Anyhow, I recommend occasional dips in the blog, though perhaps Mr. Somerby is wandering the blogosphere with lamp in hand, searching for and not finding the Art of Brevity.

Wednesday, July 03, 2013

Taxing CRP Payments

The title of this post at Sustainable Ag,  U.S. Tax Court: Federal Self-Employment Tax Applies to Non-Farmer’s CRP Payment,pretty well describes the content.

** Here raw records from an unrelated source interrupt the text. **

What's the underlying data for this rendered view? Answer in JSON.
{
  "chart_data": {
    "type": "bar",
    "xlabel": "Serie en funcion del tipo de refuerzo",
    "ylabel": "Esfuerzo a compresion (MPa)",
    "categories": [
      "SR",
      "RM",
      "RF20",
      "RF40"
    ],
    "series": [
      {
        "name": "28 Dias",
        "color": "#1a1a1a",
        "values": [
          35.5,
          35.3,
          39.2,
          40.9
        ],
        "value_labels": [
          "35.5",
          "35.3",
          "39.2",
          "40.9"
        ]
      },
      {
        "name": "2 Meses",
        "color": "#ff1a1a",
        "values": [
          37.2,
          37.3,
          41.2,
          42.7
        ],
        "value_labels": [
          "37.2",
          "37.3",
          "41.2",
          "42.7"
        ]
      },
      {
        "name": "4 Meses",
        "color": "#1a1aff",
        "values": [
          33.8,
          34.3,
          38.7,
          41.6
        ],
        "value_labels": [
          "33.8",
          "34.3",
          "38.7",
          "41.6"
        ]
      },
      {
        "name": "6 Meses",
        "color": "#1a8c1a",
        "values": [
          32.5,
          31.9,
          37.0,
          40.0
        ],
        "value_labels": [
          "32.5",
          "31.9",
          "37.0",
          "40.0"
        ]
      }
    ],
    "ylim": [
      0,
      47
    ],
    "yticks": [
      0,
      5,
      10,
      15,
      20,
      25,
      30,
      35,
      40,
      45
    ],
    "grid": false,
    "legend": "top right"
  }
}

 It interests me because it involves determining that the owner of land in CRP is not automatically in the business of farming (assuming I understand it correctly).  The theory seems to be that while the owner is being compensated for activities required by the CRP contract, that's not farming but a business.

Tuesday, July 02, 2013

The EU, Payment Limits, Conservation, and WTO

One of the features of "Freedom to Farm", the 1996 direct payments program, was that it complied with WTO restrictions, meaning basically it didn't affect what crops were grown or not grown.  Regardless of what the farmer did, she was guaranteed the payment as long as she didn't sell the land for a suburban development.   The vision at that time, the height of the Washington consensus,  was that the world was gradually moving away from government subsidies and intervention in agricultural affairs.  Oxfam and other international groups beat the U.S. around the head and shoulders for the distortions introduced by our farm programs, particularly the adverse effects of the cotton program on Third World cotton producers.  But 17 years have passed since that law was enacted and the climate of opinion in the world has changed.  It looks as if we'll replace the direct payments program with crop insurance subsidies without much concern for WTO rules, even though the subsidies obviously affect what's planted.   Has the Great Recession created more tolerance for government intervention, more economic nationalism?

This BBC piece (hat tip John Phipps) shows some of the factors also affecting the EU's redo of their farm policy.



Monday, July 01, 2013

The Importance of What's Underneath

MIT's Technology Review reports on research explaining "fairy circles"., at least those in grassland mostly in South Africa.  It seems it's caused by competition among plant roots.